请安散了之后,林月卿同馨妃走回宫去,竟在路上瞧见淳德妃和王常在一同前往淳德妃宫里。
“这倒是难得,她们姐妹二人还有这样和谐的时候。”林月卿若有所思的盯着两人远去的背影,眸光一紧。
“这你就不知道了,王常在的弟弟虽说是此次的状元,可是给的官职是工部郎中,不比你哥哥与探花郎,一同进了皇上新置的清正司。”

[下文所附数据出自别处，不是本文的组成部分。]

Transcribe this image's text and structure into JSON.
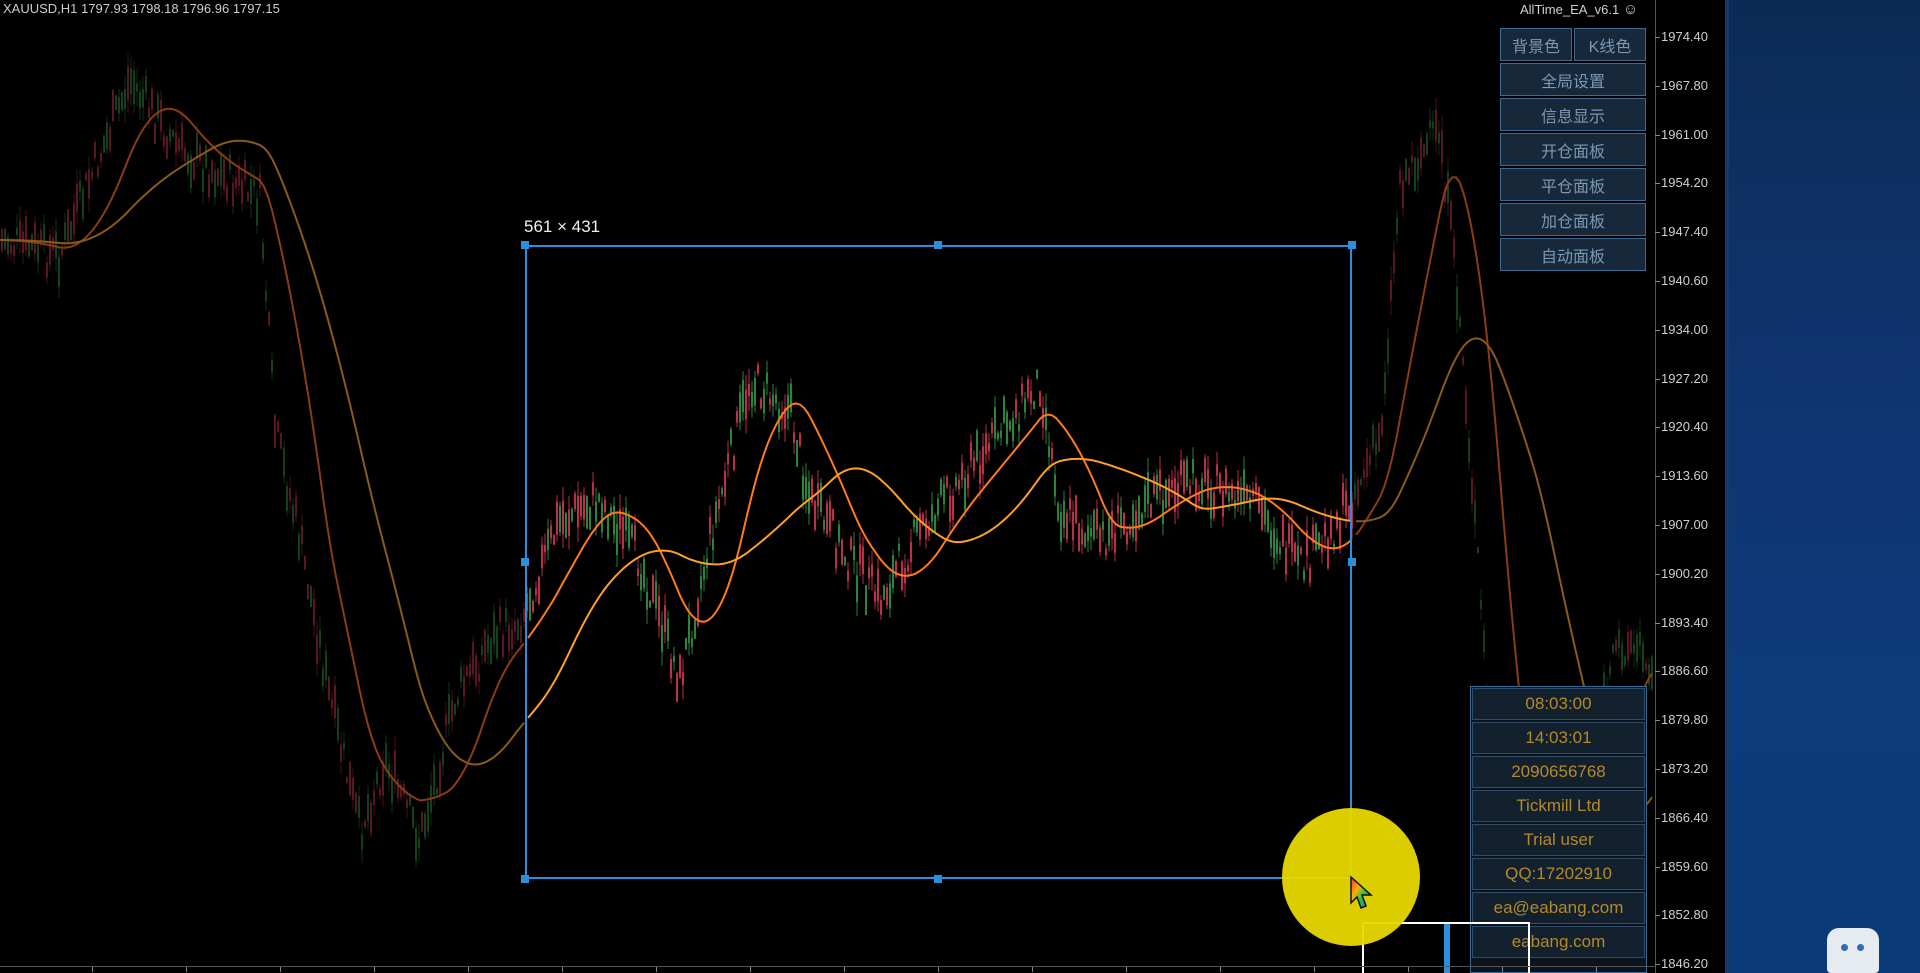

“听闻清正司要求各个文武双全呐,皇上下令由威武大将军训练司中诸位,过不了两月,就正式开始入朝。”
林月卿发自内心的温然一笑,仿佛万物百媚生。
“我哥哥梦想就是为国效力,建功立业,他真的很厉害!”
林月卿一谈到哥哥便像个小孩子一样,天真烂漫,让人看着便生出一股保护欲来。
“切切切,欺负我没哥哥啊!”
馨妃想到自家那三个欠打的弟弟,脑袋就耷拉了下来,语气中带着些许羡慕之情。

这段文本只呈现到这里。